Heads up, this content is 21 years old. Please keep its age in mind while reading.

I’m sitting in a public computer lab right now. Ten minutes ago, a cell phone rang and a woman answered it. While she was still in her intial greetings (“Oh, hi Sam!”), the woman beside me turned and announced, “I thought we weren’t supposed to use cell phones in here.” The woman on the cell phone, overhearing, made her way to the door as politely as possible. Just now, Ms. Critical’s cell phone rang. Loudly. She answered it, and apparently it was an emergency. In between “Oh, no!” and “Okay, just tell me what happened,” she must have realized her own hippocrisy. She quickly lowered her voice and rushed to the door. When she returned, her face was bright red, and she whispered “sorry, sorry, sorry, sorry, sorry.” I think there’s a lesson here — at least for me. When you think you’re in the right, keep your mouth shut for at least another ten minutes.

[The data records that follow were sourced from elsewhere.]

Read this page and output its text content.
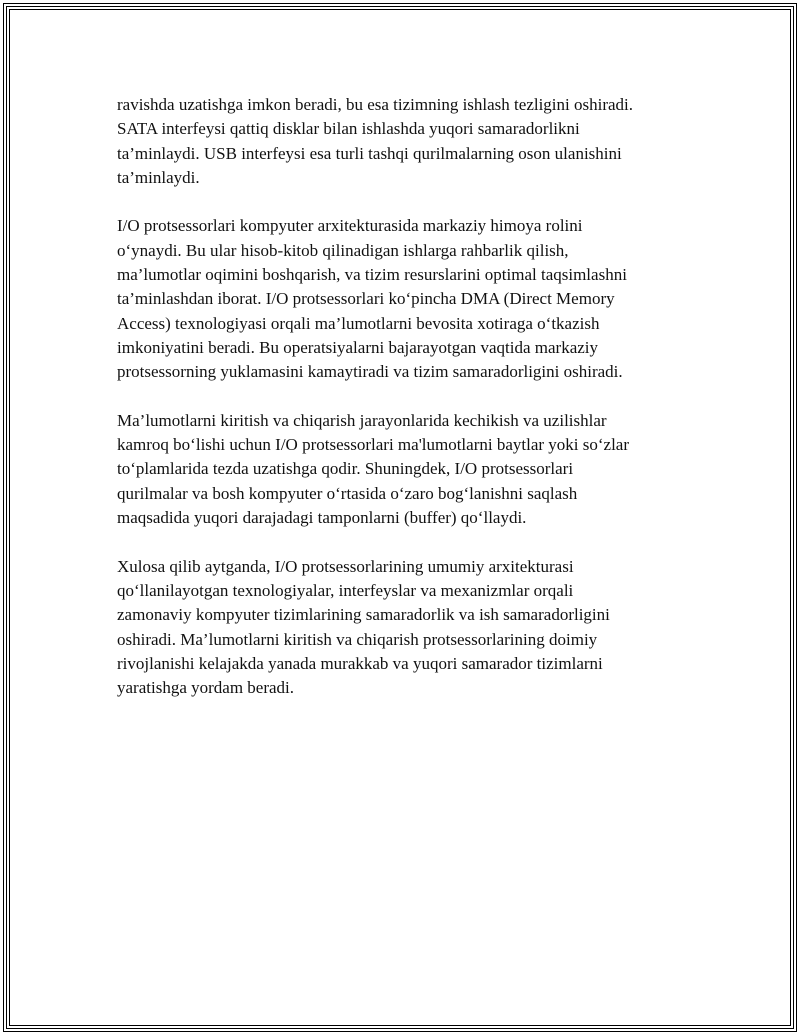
ravishda uzatishga imkon beradi, bu esa tizimning ishlash tezligini oshiradi.
SATA interfeysi qattiq disklar bilan ishlashda yuqori samaradorlikni
ta’minlaydi. USB interfeysi esa turli tashqi qurilmalarning oson ulanishini
ta’minlaydi.

I/O protsessorlari kompyuter arxitekturasida markaziy himoya rolini
o‘ynaydi. Bu ular hisob-kitob qilinadigan ishlarga rahbarlik qilish,
ma’lumotlar oqimini boshqarish, va tizim resurslarini optimal taqsimlashni
ta’minlashdan iborat. I/O protsessorlari ko‘pincha DMA (Direct Memory
Access) texnologiyasi orqali ma’lumotlarni bevosita xotiraga o‘tkazish
imkoniyatini beradi. Bu operatsiyalarni bajarayotgan vaqtida markaziy
protsessorning yuklamasini kamaytiradi va tizim samaradorligini oshiradi.

Ma’lumotlarni kiritish va chiqarish jarayonlarida kechikish va uzilishlar
kamroq bo‘lishi uchun I/O protsessorlari ma'lumotlarni baytlar yoki so‘zlar
to‘plamlarida tezda uzatishga qodir. Shuningdek, I/O protsessorlari
qurilmalar va bosh kompyuter o‘rtasida o‘zaro bog‘lanishni saqlash
maqsadida yuqori darajadagi tamponlarni (buffer) qo‘llaydi.

Xulosa qilib aytganda, I/O protsessorlarining umumiy arxitekturasi
qo‘llanilayotgan texnologiyalar, interfeyslar va mexanizmlar orqali
zamonaviy kompyuter tizimlarining samaradorlik va ish samaradorligini
oshiradi. Ma’lumotlarni kiritish va chiqarish protsessorlarining doimiy
rivojlanishi kelajakda yanada murakkab va yuqori samarador tizimlarni
yaratishga yordam beradi.
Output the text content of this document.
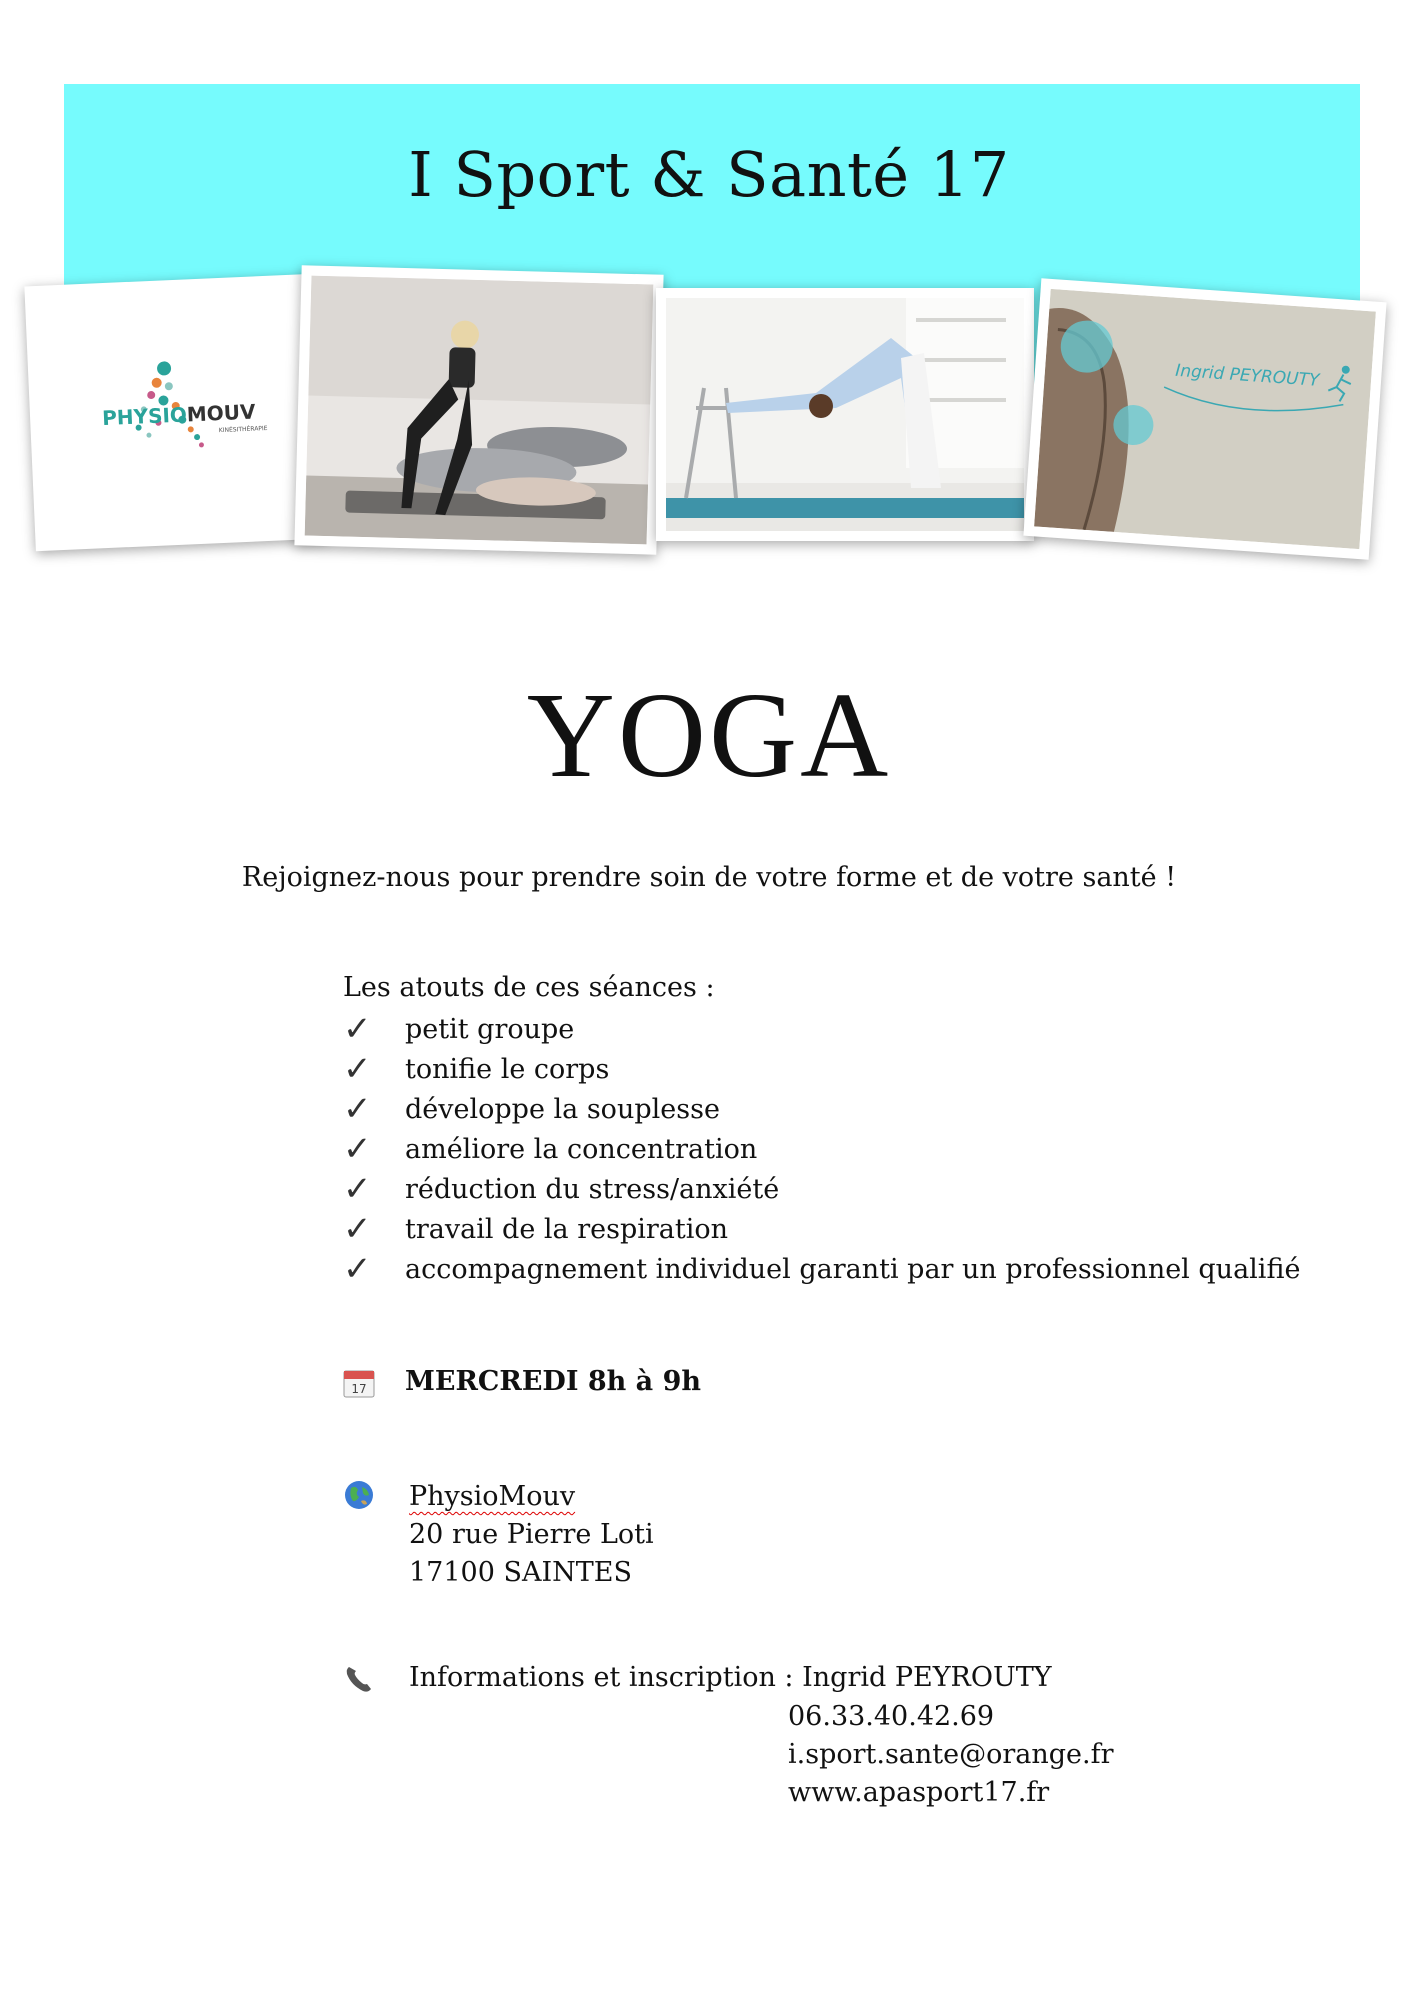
I Sport & Santé 17
PHYSIOMOUV
KINÉSITHÉRAPIE
Ingrid PEYROUTY
YOGA
Rejoignez-nous pour prendre soin de votre forme et de votre santé !
Les atouts de ces séances :
✓	petit groupe
✓	tonifie le corps
✓	développe la souplesse
✓	améliore la concentration
✓	réduction du stress/anxiété
✓	travail de la respiration
✓	accompagnement individuel garanti par un professionnel qualifié
17 MERCREDI 8h à 9h
PhysioMouv
20 rue Pierre Loti
17100 SAINTES
Informations et inscription : Ingrid PEYROUTY
06.33.40.42.69
i.sport.sante@orange.fr
www.apasport17.fr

Heads up, this content is 21 years old. Please keep its age in mind while reading.

I’ve noticed that whenever I need work, whenever I’m silently or outwardly asking myself or the world around me to bring me projects, they come. My mother used to always say, “Knock and the door will open unto you. Ask and you shall receive.” (I think this is biblical.)I believe it. Just by consciously thinking that you need something, you’ll be more aware of the opportunities around you, and you’ll eventually find it. Somewhere. Somehow.

Heads up, this content is 21 years old. Please keep its age in mind while reading.

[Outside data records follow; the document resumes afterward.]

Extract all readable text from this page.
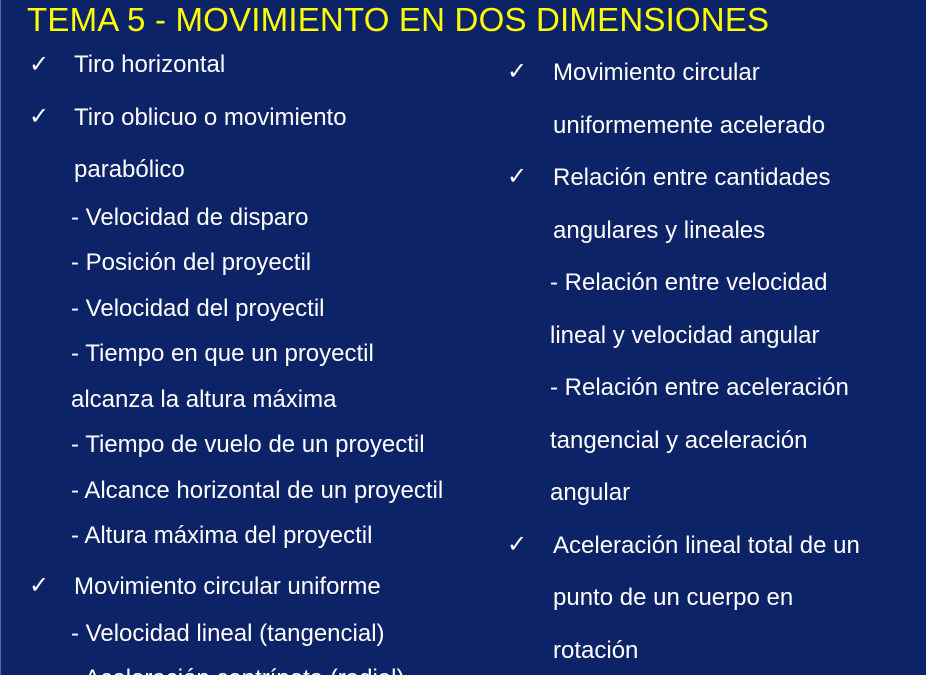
TEMA 5 - MOVIMIENTO EN DOS DIMENSIONES
✓ Tiro horizontal
✓ Tiro oblicuo o movimiento
parabólico
- Velocidad de disparo
- Posición del proyectil
- Velocidad del proyectil
- Tiempo en que un proyectil
alcanza la altura máxima
- Tiempo de vuelo de un proyectil
- Alcance horizontal de un proyectil
- Altura máxima del proyectil
✓ Movimiento circular uniforme
- Velocidad lineal (tangencial)
- Aceleración centrípeta (radial)
✓ Movimiento circular
uniformemente acelerado
✓ Relación entre cantidades
angulares y lineales
- Relación entre velocidad
lineal y velocidad angular
- Relación entre aceleración
tangencial y aceleración
angular
✓ Aceleración lineal total de un
punto de un cuerpo en
rotación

Somewhere near the top of my list-of-things-to-do-this-year is getting organized (at least, I think it’s near the top, but I forget where I put that list…). Not just pens-in-a-cup organized, but actual on-the-ball, able-to-size-up-life organized. That’s why I followed a link to the “free” D*I*Y Planner page. It claimed flexibility and customization. I imagined it would set me up with a system I could just print out, patch together, and throw in my bag. But no, its first step is to buy a planner. A real planner. And that’s where all my troubles began in the first place…Reasons I dislike off-the-shelf planners:

  • They’re expensive. If I buy cheap, they will fall apart or annoy me for some other reason.
  • They’re always customized for the wrong person: not me. Granted, this is what D*I*Y Planner claims to fix, and they seem to do a pretty good job at it. But if I’m going to spend that much money on a real planner in the first place, I’d like it to work with me without requiring a complete makeover.
  • They’re either too big to carry around, or too small to hold what I need. I have not yet found an in-between.
  • The calendar pages have a similar problem. The spreads never give enough space for daily lists and task blocks, unless I go day-by-day, in which case I can’t view my whole week at once (and I’m now carrying too many pages around).
  • The brands tend to have proprietary page sizes and hole placements, so you can’t mix and match.

The likely solution to all this would be to just buy a PDA, but I’m not convinced it will fix my organizational crisis. For one, they’re even more expensive. Second, I don’t trust hard drives with important information. They tend to crash. Third, I’m at a computer all day long anyway — it’s nice to take a break and look at real paper. The real solution is time and money — money for a decent planner and time to customize it. In fact, the solution to everything is time and money. Interestingly, these are two things I lack right now.